You are not a morally better person if you have a smaller body—but we use language that suggests you are.
The time that you spend pursuing a smaller body is not unquestionably worthwhile—it can stem from a slavish devotion to self just as easily as anything else, and we are notoriously bad at judging our own motivations.
You cannot determine from someone’s body size whether they are honoring God with their body—yet so often, weight loss is described in these terms.
Gaining weight, or living in a larger body, is not de facto evidence of gluttony and failing to care for yourself—yet the way we talk about intentional weight loss suggests it is.
Weight loss is not inherently virtuous or evidence of godliness—but you wouldn’t know it from the way we often talk about it.
Is there even a category in American evangelicalism for someone getting fatter as they grow in godliness? The way we talk about intentional weight loss suggests that we don’t think such a thing is even possible.

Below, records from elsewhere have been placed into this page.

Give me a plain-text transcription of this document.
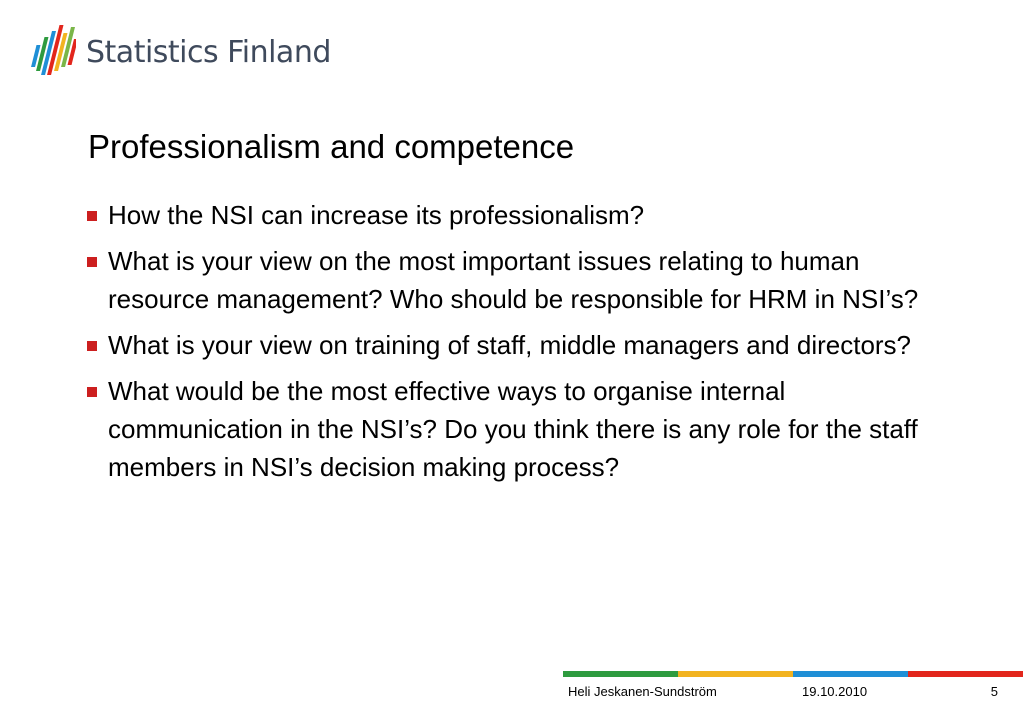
Statistics Finland
Professionalism and competence
How the NSI can increase its professionalism?
What is your view on the most important issues relating to human resource management? Who should be responsible for HRM in NSI’s?
What is your view on training of staff, middle managers and directors?
What would be the most effective ways to organise internal communication in the NSI’s? Do you think there is any role for the staff members in NSI’s decision making process?
Heli Jeskanen-Sundström	19.10.2010	5
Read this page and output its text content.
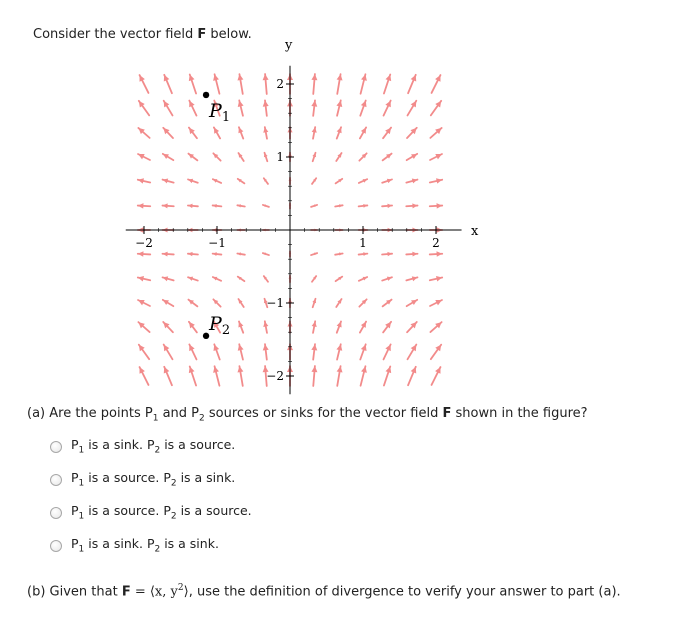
Consider the vector field F below.
−2	−1	1	2
2
1
−1
−2
x
y
$P_1$
$P_2$
(a) Are the points $P_1$ and $P_2$ sources or sinks for the vector field F shown in the figure?
$P_1$ is a sink. $P_2$ is a source.
$P_1$ is a source. $P_2$ is a sink.
$P_1$ is a source. $P_2$ is a source.
$P_1$ is a sink. $P_2$ is a sink.
(b) Given that F = ⟨x, $y^2⟩$, use the definition of divergence to verify your answer to part (a).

Before and after photos, and commentary about weight loss, is not just about you. It creates an ecosystem in which everyone in the church learns to see their bodies—and themselves.
Most troubling of all is the fact that the burden these messages create falls particularly heavily on children and teens. In particular, I cannot even express in words the incalculable damage that praising weight loss, and the mindset behind doing so, wreaks amongst teen girls.
Do we want a generation of young women pursuing Christ, or thin bodies to prove their godliness? You may think this is a false dichotomy, but I speak from experience when I say that it is not. No one can serve two masters. Either you will hate the one and love the other or you will be devoted to the one and despise the other. You cannot serve both God and thinness.
But we’re sending the message that by bowing down at the altar of thinness, we are pursuing God. And so we are sending countless people, children and adults, on the pursuit of something that is NOT God, or godliness, and telling them that it is. It needs to stop.
I don’t compliment weight loss, and it’s my fervent hope that one day, none of us will.